Ingredients
The following ingredients have 8 Servings
- 2 pounds pot roast (beef shanks or short ribs)
- Salt and pepper to taste
- 3 tablespoons extra virgin olive oil
- 1 1/2 cups chopped onion
- 2 tablespoons minced garlic
- 28 ounces crushed tomatoes (1 can)
- 15 ounces tomato sauce (1 can)
- 1/3 cup red wine
- 1 cup chicken stock
- 2 tablespoons Italian seasoning and herbs
- 2 tablespoons granulated sugar
- 1/2 teaspoon crushed red pepper flakes
- 1 pound rigatoni pasta
- Garnish: chopped parsley and parmesan cheese
Instruction
- Preheat oven to 300 degrees.
- Liberally season both sides of beef with salt and pepper. Don't be shy. They will need lots of flavor.
- Add olive oil to large pot over medium high heat on stove.

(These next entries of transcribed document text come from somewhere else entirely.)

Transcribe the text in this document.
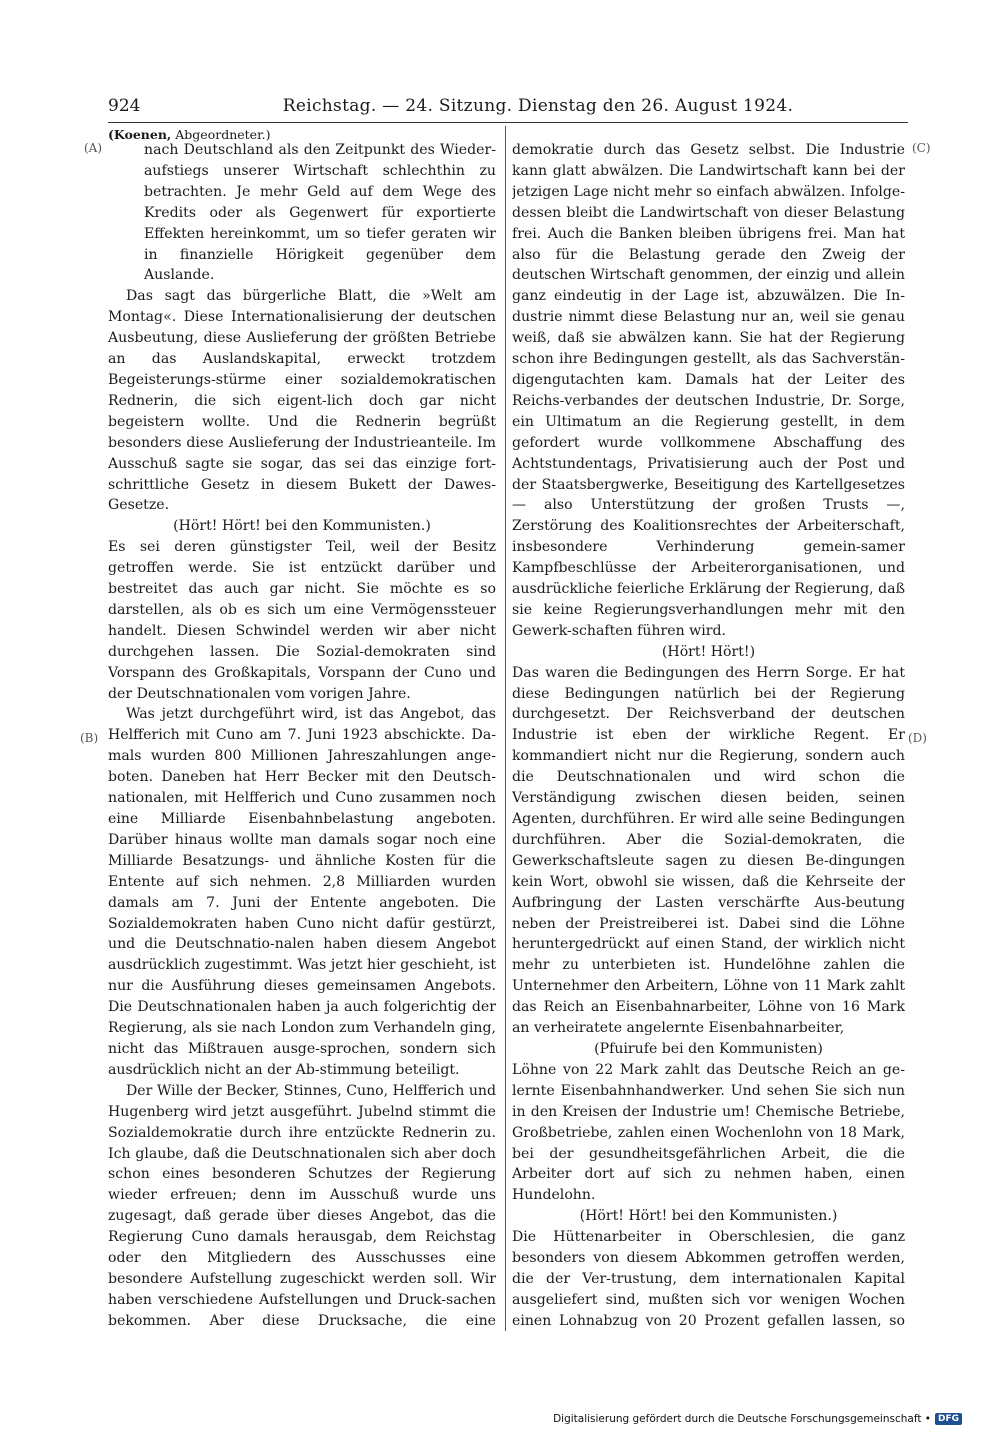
924	Reichstag. — 24. Sitzung. Dienstag den 26. August 1924.
(Koenen, Abgeordneter.)
(A)
(B)
(C)
(D)

nach Deutschland als den Zeitpunkt des Wieder-aufstiegs unserer Wirtschaft schlechthin zu betrachten. Je mehr Geld auf dem Wege des Kredits oder als Gegenwert für exportierte Effekten hereinkommt, um so tiefer geraten wir in finanzielle Hörigkeit gegenüber dem Auslande.

Das sagt das bürgerliche Blatt, die »Welt am Montag«. Diese Internationalisierung der deutschen Ausbeutung, diese Auslieferung der größten Betriebe an das Auslandskapital, erweckt trotzdem Begeisterungs-stürme einer sozialdemokratischen Rednerin, die sich eigent-lich doch gar nicht begeistern wollte. Und die Rednerin begrüßt besonders diese Auslieferung der Industrieanteile. Im Ausschuß sagte sie sogar, das sei das einzige fort-schrittliche Gesetz in diesem Bukett der Dawes-Gesetze.

(Hört! Hört! bei den Kommunisten.)

Es sei deren günstigster Teil, weil der Besitz getroffen werde. Sie ist entzückt darüber und bestreitet das auch gar nicht. Sie möchte es so darstellen, als ob es sich um eine Vermögenssteuer handelt. Diesen Schwindel werden wir aber nicht durchgehen lassen. Die Sozial-demokraten sind Vorspann des Großkapitals, Vorspann der Cuno und der Deutschnationalen vom vorigen Jahre.

Was jetzt durchgeführt wird, ist das Angebot, das Helfferich mit Cuno am 7. Juni 1923 abschickte. Da-mals wurden 800 Millionen Jahreszahlungen ange-boten. Daneben hat Herr Becker mit den Deutsch-nationalen, mit Helfferich und Cuno zusammen noch eine Milliarde Eisenbahnbelastung angeboten. Darüber hinaus wollte man damals sogar noch eine Milliarde Besatzungs- und ähnliche Kosten für die Entente auf sich nehmen. 2,8 Milliarden wurden damals am 7. Juni der Entente angeboten. Die Sozialdemokraten haben Cuno nicht dafür gestürzt, und die Deutschnatio-nalen haben diesem Angebot ausdrücklich zugestimmt. Was jetzt hier geschieht, ist nur die Ausführung dieses gemeinsamen Angebots. Die Deutschnationalen haben ja auch folgerichtig der Regierung, als sie nach London zum Verhandeln ging, nicht das Mißtrauen ausge-sprochen, sondern sich ausdrücklich nicht an der Ab-stimmung beteiligt.

Der Wille der Becker, Stinnes, Cuno, Helfferich und Hugenberg wird jetzt ausgeführt. Jubelnd stimmt die Sozialdemokratie durch ihre entzückte Rednerin zu. Ich glaube, daß die Deutschnationalen sich aber doch schon eines besonderen Schutzes der Regierung wieder erfreuen; denn im Ausschuß wurde uns zugesagt, daß gerade über dieses Angebot, das die Regierung Cuno damals herausgab, dem Reichstag oder den Mitgliedern des Ausschusses eine besondere Aufstellung zugeschickt werden soll. Wir haben verschiedene Aufstellungen und Druck-sachen bekommen. Aber diese Drucksache, die eine

demokratie durch das Gesetz selbst. Die Industrie kann glatt abwälzen. Die Landwirtschaft kann bei der jetzigen Lage nicht mehr so einfach abwälzen. Infolge-dessen bleibt die Landwirtschaft von dieser Belastung frei. Auch die Banken bleiben übrigens frei. Man hat also für die Belastung gerade den Zweig der deutschen Wirtschaft genommen, der einzig und allein ganz eindeutig in der Lage ist, abzuwälzen. Die In-dustrie nimmt diese Belastung nur an, weil sie genau weiß, daß sie abwälzen kann. Sie hat der Regierung schon ihre Bedingungen gestellt, als das Sachverstän-digengutachten kam. Damals hat der Leiter des Reichs-verbandes der deutschen Industrie, Dr. Sorge, ein Ultimatum an die Regierung gestellt, in dem gefordert wurde vollkommene Abschaffung des Achtstundentags, Privatisierung auch der Post und der Staatsbergwerke, Beseitigung des Kartellgesetzes — also Unterstützung der großen Trusts —, Zerstörung des Koalitionsrechtes der Arbeiterschaft, insbesondere Verhinderung gemein-samer Kampfbeschlüsse der Arbeiterorganisationen, und ausdrückliche feierliche Erklärung der Regierung, daß sie keine Regierungsverhandlungen mehr mit den Gewerk-schaften führen wird.

(Hört! Hört!)

Das waren die Bedingungen des Herrn Sorge. Er hat diese Bedingungen natürlich bei der Regierung durchgesetzt. Der Reichsverband der deutschen Industrie ist eben der wirkliche Regent. Er kommandiert nicht nur die Regierung, sondern auch die Deutschnationalen und wird schon die Verständigung zwischen diesen beiden, seinen Agenten, durchführen. Er wird alle seine Bedingungen durchführen. Aber die Sozial-demokraten, die Gewerkschaftsleute sagen zu diesen Be-dingungen kein Wort, obwohl sie wissen, daß die Kehrseite der Aufbringung der Lasten verschärfte Aus-beutung neben der Preistreiberei ist. Dabei sind die Löhne heruntergedrückt auf einen Stand, der wirklich nicht mehr zu unterbieten ist. Hundelöhne zahlen die Unternehmer den Arbeitern, Löhne von 11 Mark zahlt das Reich an Eisenbahnarbeiter, Löhne von 16 Mark an verheiratete angelernte Eisenbahnarbeiter,

(Pfuirufe bei den Kommunisten)

Löhne von 22 Mark zahlt das Deutsche Reich an ge-lernte Eisenbahnhandwerker. Und sehen Sie sich nun in den Kreisen der Industrie um! Chemische Betriebe, Großbetriebe, zahlen einen Wochenlohn von 18 Mark, bei der gesundheitsgefährlichen Arbeit, die die Arbeiter dort auf sich zu nehmen haben, einen Hundelohn.

(Hört! Hört! bei den Kommunisten.)

Die Hüttenarbeiter in Oberschlesien, die ganz besonders von diesem Abkommen getroffen werden, die der Ver-trustung, dem internationalen Kapital ausgeliefert sind, mußten sich vor wenigen Wochen einen Lohnabzug von 20 Prozent gefallen lassen, so

Digitalisierung gefördert durch die Deutsche Forschungsgemeinschaft • DFG
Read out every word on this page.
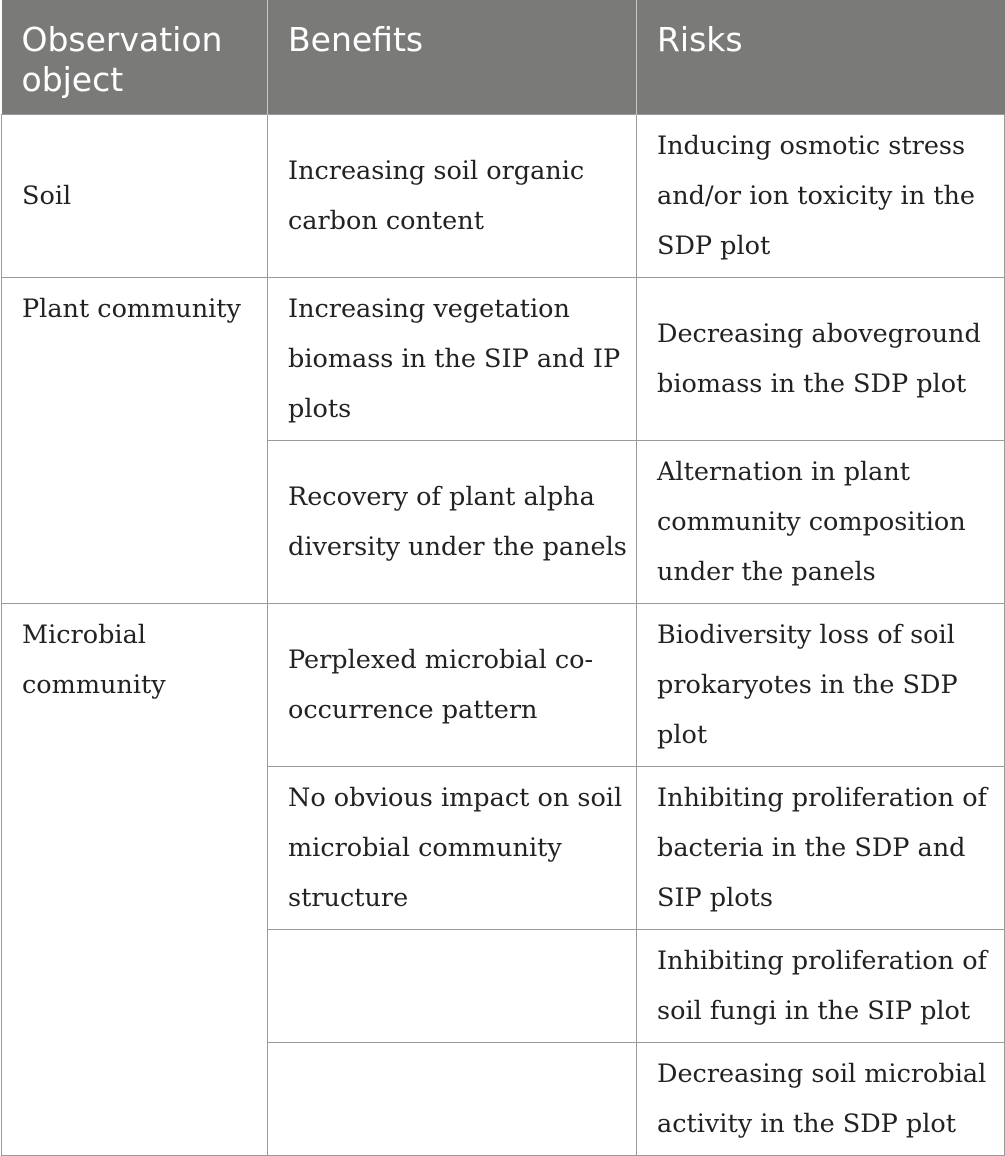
Observation object	Benefits	Risks
Soil	Increasing soil organic carbon content	Inducing osmotic stress and/or ion toxicity in the SDP plot
Plant community	Increasing vegetation biomass in the SIP and IP plots	Decreasing aboveground biomass in the SDP plot
	Recovery of plant alpha diversity under the panels	Alternation in plant community composition under the panels
Microbial community	Perplexed microbial co-occurrence pattern	Biodiversity loss of soil prokaryotes in the SDP plot
	No obvious impact on soil microbial community structure	Inhibiting proliferation of bacteria in the SDP and SIP plots
		Inhibiting proliferation of soil fungi in the SIP plot
		Decreasing soil microbial activity in the SDP plot
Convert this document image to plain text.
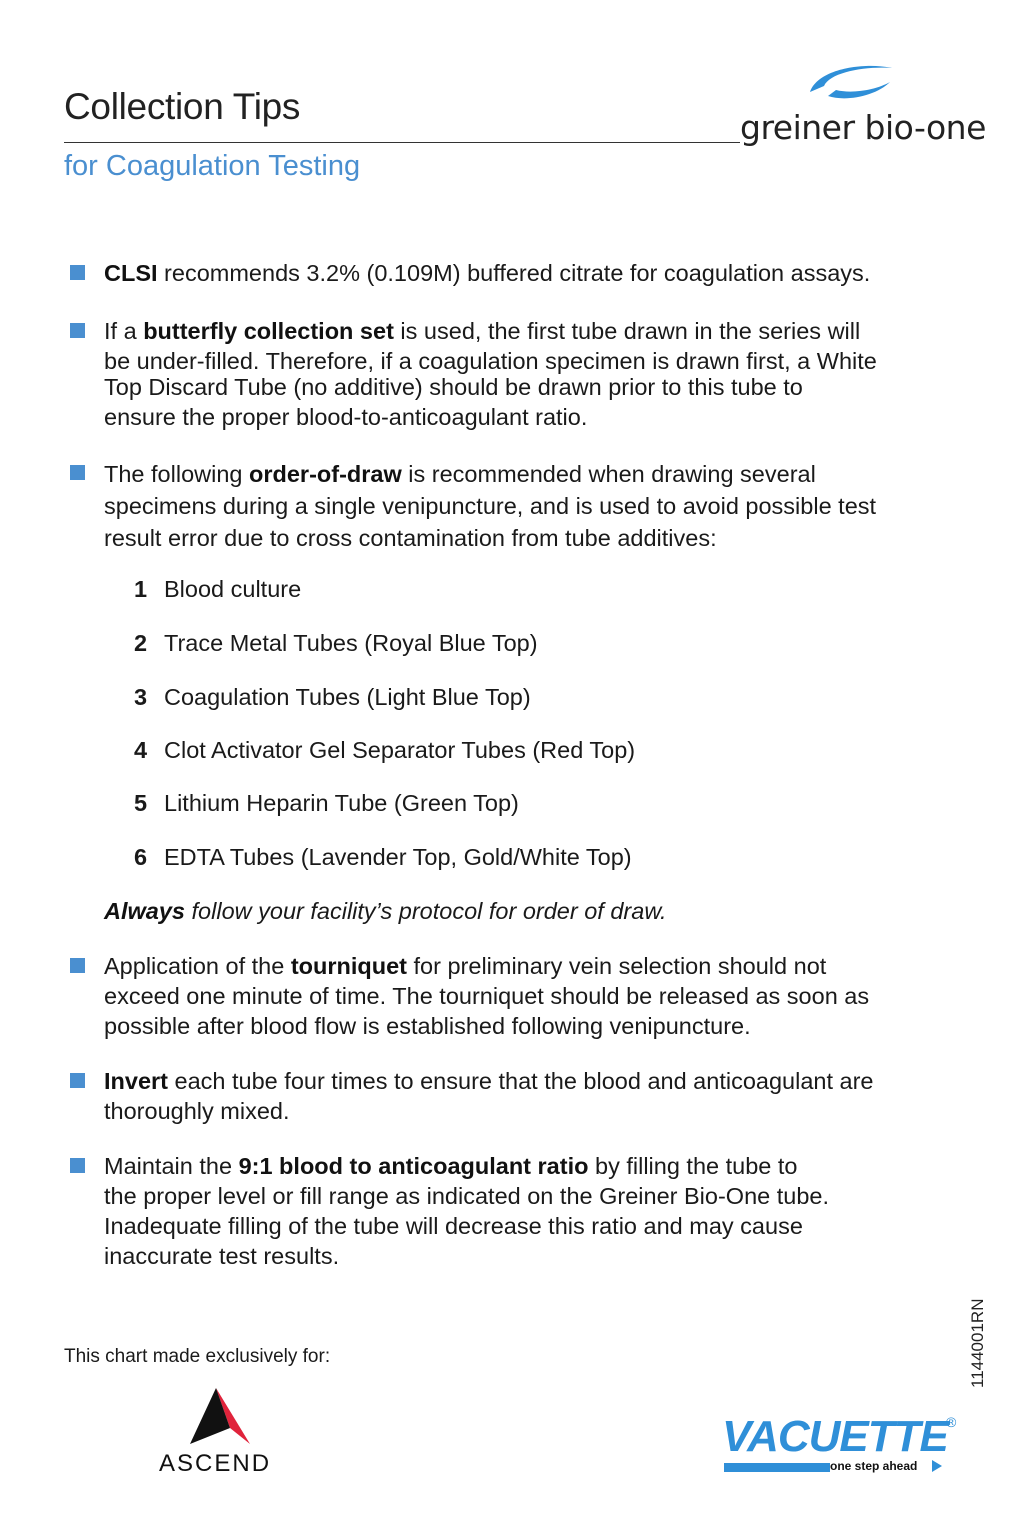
Collection Tips
for Coagulation Testing
greiner bio-one
CLSI recommends 3.2% (0.109M) buffered citrate for coagulation assays.
If a butterfly collection set is used, the first tube drawn in the series will
be under-filled. Therefore, if a coagulation specimen is drawn first, a White
Top Discard Tube (no additive) should be drawn prior to this tube to
ensure the proper blood-to-anticoagulant ratio.
The following order-of-draw is recommended when drawing several
specimens during a single venipuncture, and is used to avoid possible test
result error due to cross contamination from tube additives:
1 Blood culture
2 Trace Metal Tubes (Royal Blue Top)
3 Coagulation Tubes (Light Blue Top)
4 Clot Activator Gel Separator Tubes (Red Top)
5 Lithium Heparin Tube (Green Top)
6 EDTA Tubes (Lavender Top, Gold/White Top)
Always follow your facility’s protocol for order of draw.
Application of the tourniquet for preliminary vein selection should not
exceed one minute of time. The tourniquet should be released as soon as
possible after blood flow is established following venipuncture.
Invert each tube four times to ensure that the blood and anticoagulant are
thoroughly mixed.
Maintain the 9:1 blood to anticoagulant ratio by filling the tube to
the proper level or fill range as indicated on the Greiner Bio-One tube.
Inadequate filling of the tube will decrease this ratio and may cause
inaccurate test results.
This chart made exclusively for:	1144001RN
ASCEND
VACUETTE
®
one step ahead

- Once olive oil is hot, add beef to pot and deeply brown on all sides then remove from pot.
- Scrap the bottom of the pan to get the flavor back into the oil. Next add chopped onion and sweat them for a few minutes until they start to soften and turn golden.
- Add in minced garlic and only cook for 1 minute.
- Pour in crushed tomatoes, tomato sauce, red wine, and chicken stock. Stir in Italian seasoning, sugar, red pepper flakes and salt and pepper to taste. Bring sauce to a simmer.
- Lastly return browned beef to pot and submerge in the sauce.
- Bake covered for 3 1/2- 4 1/2 hours or until beef is cooked through, tender and falling off the bone and sauce has thickened. This will depend on the thickness of beef.
- Remove pot from oven and gently ladle the oil off the top of the sauce which has settled. Simmer over medium low heat to thicken sauce.
- Cook pasta according to instructions on package and drain.
- Serve completed gravy by adding pasta to serving platter, topping with meat and gravy and garnishing with chopped parsley and parmesan cheese.